CINCINNATI -- The Ohio River Sanitation Commission (ORSANCO), which sets pollution control standards for the eight states with tributaries flowing into the river, hopes to update those standards for 2018 by cutting most of them and allowing individual states more leeway to make their own decisions.

Environmentally-minded advocates such as those at the Ohio River Foundation worry that means the consequences for other states' decisions will float downstream.

 "It's frustrating," said Rich Cogen, executive director of the nonprofit Ohio River Foundation. "It's a pattern ORSANCO has had for the last 15 years, where they've had the opportunity to develop strong standards and strong criteria.

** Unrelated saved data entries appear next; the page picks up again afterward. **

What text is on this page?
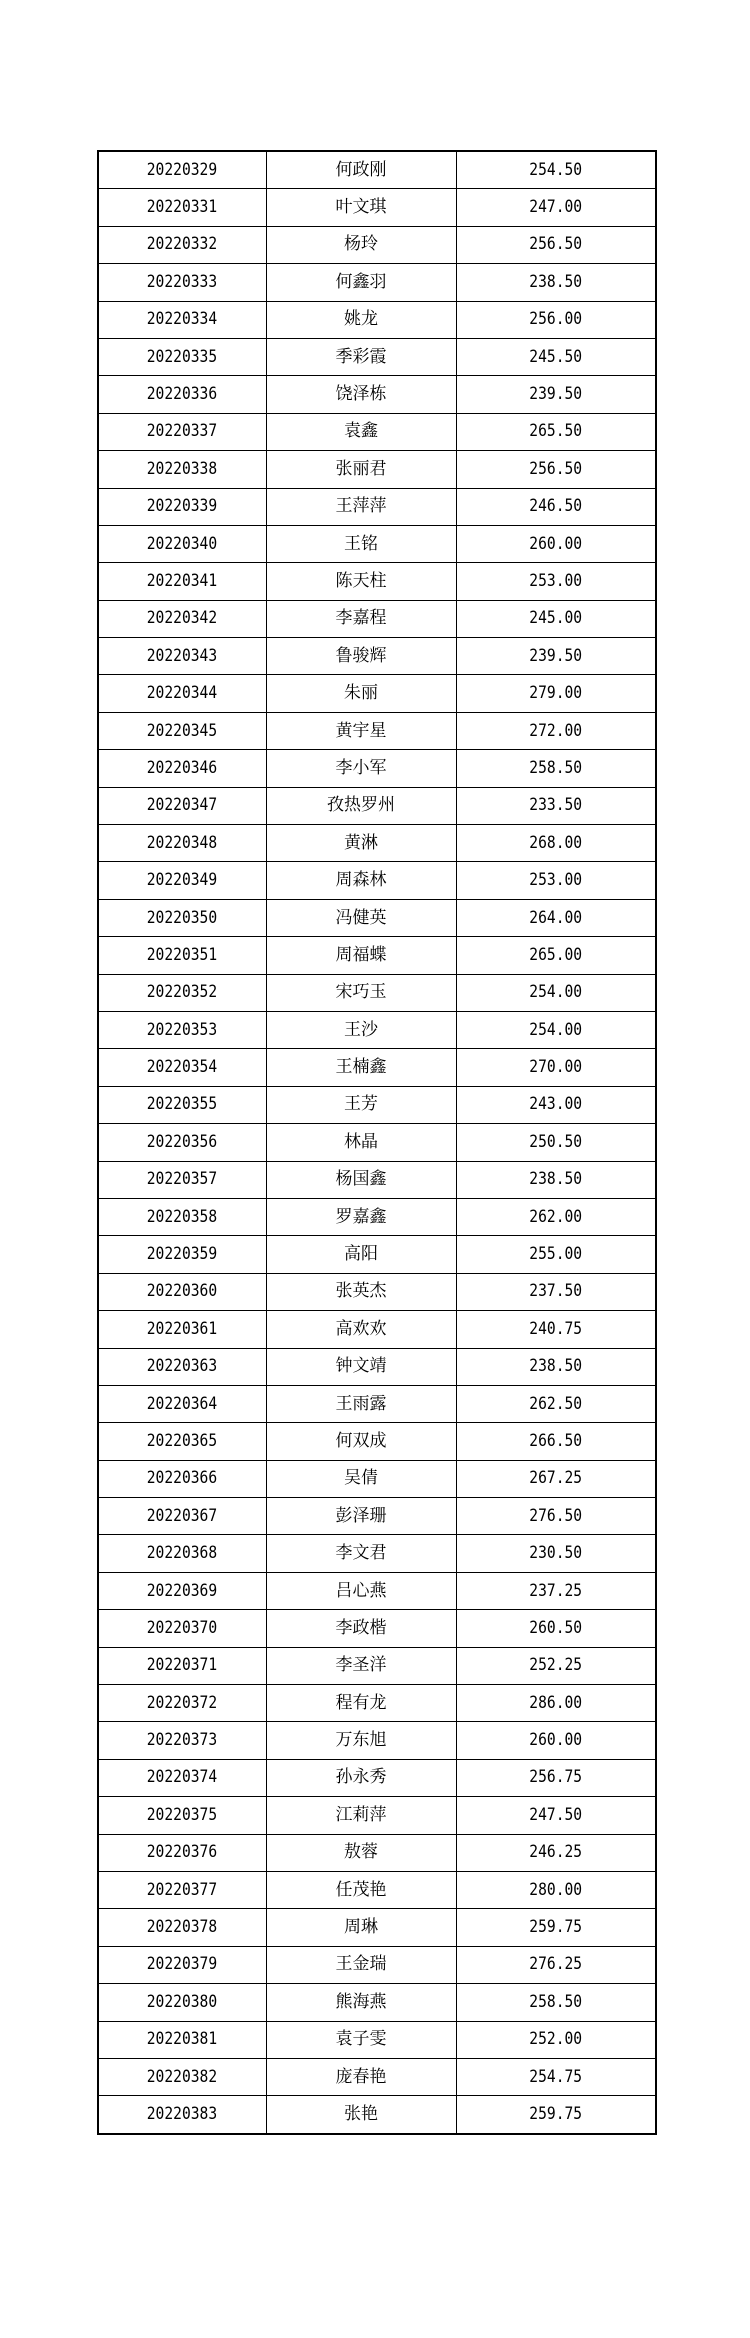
20220329	何政刚	254.50
20220331	叶文琪	247.00
20220332	杨玲	256.50
20220333	何鑫羽	238.50
20220334	姚龙	256.00
20220335	季彩霞	245.50
20220336	饶泽栋	239.50
20220337	袁鑫	265.50
20220338	张丽君	256.50
20220339	王萍萍	246.50
20220340	王铭	260.00
20220341	陈天柱	253.00
20220342	李嘉程	245.00
20220343	鲁骏辉	239.50
20220344	朱丽	279.00
20220345	黄宇星	272.00
20220346	李小军	258.50
20220347	孜热罗州	233.50
20220348	黄淋	268.00
20220349	周森林	253.00
20220350	冯健英	264.00
20220351	周福蝶	265.00
20220352	宋巧玉	254.00
20220353	王沙	254.00
20220354	王楠鑫	270.00
20220355	王芳	243.00
20220356	林晶	250.50
20220357	杨国鑫	238.50
20220358	罗嘉鑫	262.00
20220359	高阳	255.00
20220360	张英杰	237.50
20220361	高欢欢	240.75
20220363	钟文靖	238.50
20220364	王雨露	262.50
20220365	何双成	266.50
20220366	吴倩	267.25
20220367	彭泽珊	276.50
20220368	李文君	230.50
20220369	吕心燕	237.25
20220370	李政楷	260.50
20220371	李圣洋	252.25
20220372	程有龙	286.00
20220373	万东旭	260.00
20220374	孙永秀	256.75
20220375	江莉萍	247.50
20220376	敖蓉	246.25
20220377	任茂艳	280.00
20220378	周琳	259.75
20220379	王金瑞	276.25
20220380	熊海燕	258.50
20220381	袁子雯	252.00
20220382	庞春艳	254.75
20220383	张艳	259.75
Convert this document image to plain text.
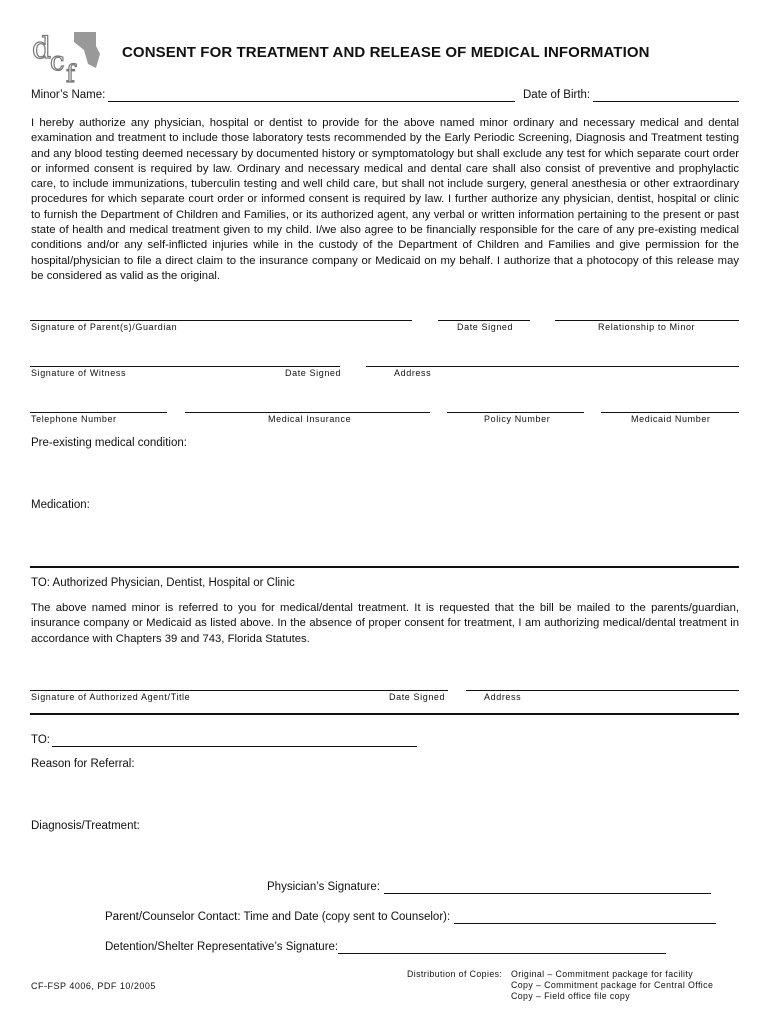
d
c f
CONSENT FOR TREATMENT AND RELEASE OF MEDICAL INFORMATION
Minor’s Name:	Date of Birth:
I hereby authorize any physician, hospital or dentist to provide for the above named minor ordinary and necessary medical and dental examination and treatment to include those laboratory tests recommended by the Early Periodic Screening, Diagnosis and Treatment testing and any blood testing deemed necessary by documented history or symptomatology but shall exclude any test for which separate court order or informed consent is required by law. Ordinary and necessary medical and dental care shall also consist of preventive and prophylactic care, to include immunizations, tuberculin testing and well child care, but shall not include surgery, general anesthesia or other extraordinary procedures for which separate court order or informed consent is required by law. I further authorize any physician, dentist, hospital or clinic to furnish the Department of Children and Families, or its authorized agent, any verbal or written information pertaining to the present or past state of health and medical treatment given to my child. I/we also agree to be financially responsible for the care of any pre-existing medical conditions and/or any self-inflicted injuries while in the custody of the Department of Children and Families and give permission for the hospital/physician to file a direct claim to the insurance company or Medicaid on my behalf. I authorize that a photocopy of this release may be considered as valid as the original.
Signature of Parent(s)/Guardian	Date Signed	Relationship to Minor
Signature of Witness	Date Signed	Address
Telephone Number	Medical Insurance	Policy Number	Medicaid Number
Pre-existing medical condition:
Medication:
TO: Authorized Physician, Dentist, Hospital or Clinic
The above named minor is referred to you for medical/dental treatment. It is requested that the bill be mailed to the parents/guardian, insurance company or Medicaid as listed above. In the absence of proper consent for treatment, I am authorizing medical/dental treatment in accordance with Chapters 39 and 743, Florida Statutes.
Signature of Authorized Agent/Title	Date Signed	Address
TO:
Reason for Referral:
Diagnosis/Treatment:
Physician’s Signature:
Parent/Counselor Contact: Time and Date (copy sent to Counselor):
Detention/Shelter Representative’s Signature:
CF-FSP 4006, PDF 10/2005
Distribution of Copies: Original – Commitment package for facility
Copy – Commitment package for Central Office
Copy – Field office file copy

Instead, they've waffled or withdrawn from those responsibilities."

The amended standards document released on ORSCANCO's website is more red text than black, and it pares more than 50 pages of regulations down to just one: "The Ohio River shall be free from unisghtly or malodorous nuisances due to floating solids or sludge deposits."

ORSANCO claims its regular oversight is no longer necessary to ensure the states act in accordance with the federal Clean Water Act. 

"The Commission has concluded that the requirements of the Compact are being satisfied by member state programs implementing the federal Clean Water Act," the document reads. "By proceeding under this approach the Commission is confident that (sic) public will have the full and complete protection of the federal Clean Water Act the oversight of USEPA (United States Environmental Protection Agency) and the states without the redundancy of the current (pollution control standards) program."

Decisions made in other member states are unlikely to manifest as pollutants in the water that comes out of Cincinnatians' taps, but they could appear on Cincinnatians' bills. Cogen said a state like Pennsylvania choosing to relax its individual pollution control standards would mean water in the Cincinnati region needs to go through more treatment -- which, in turn, costs more money.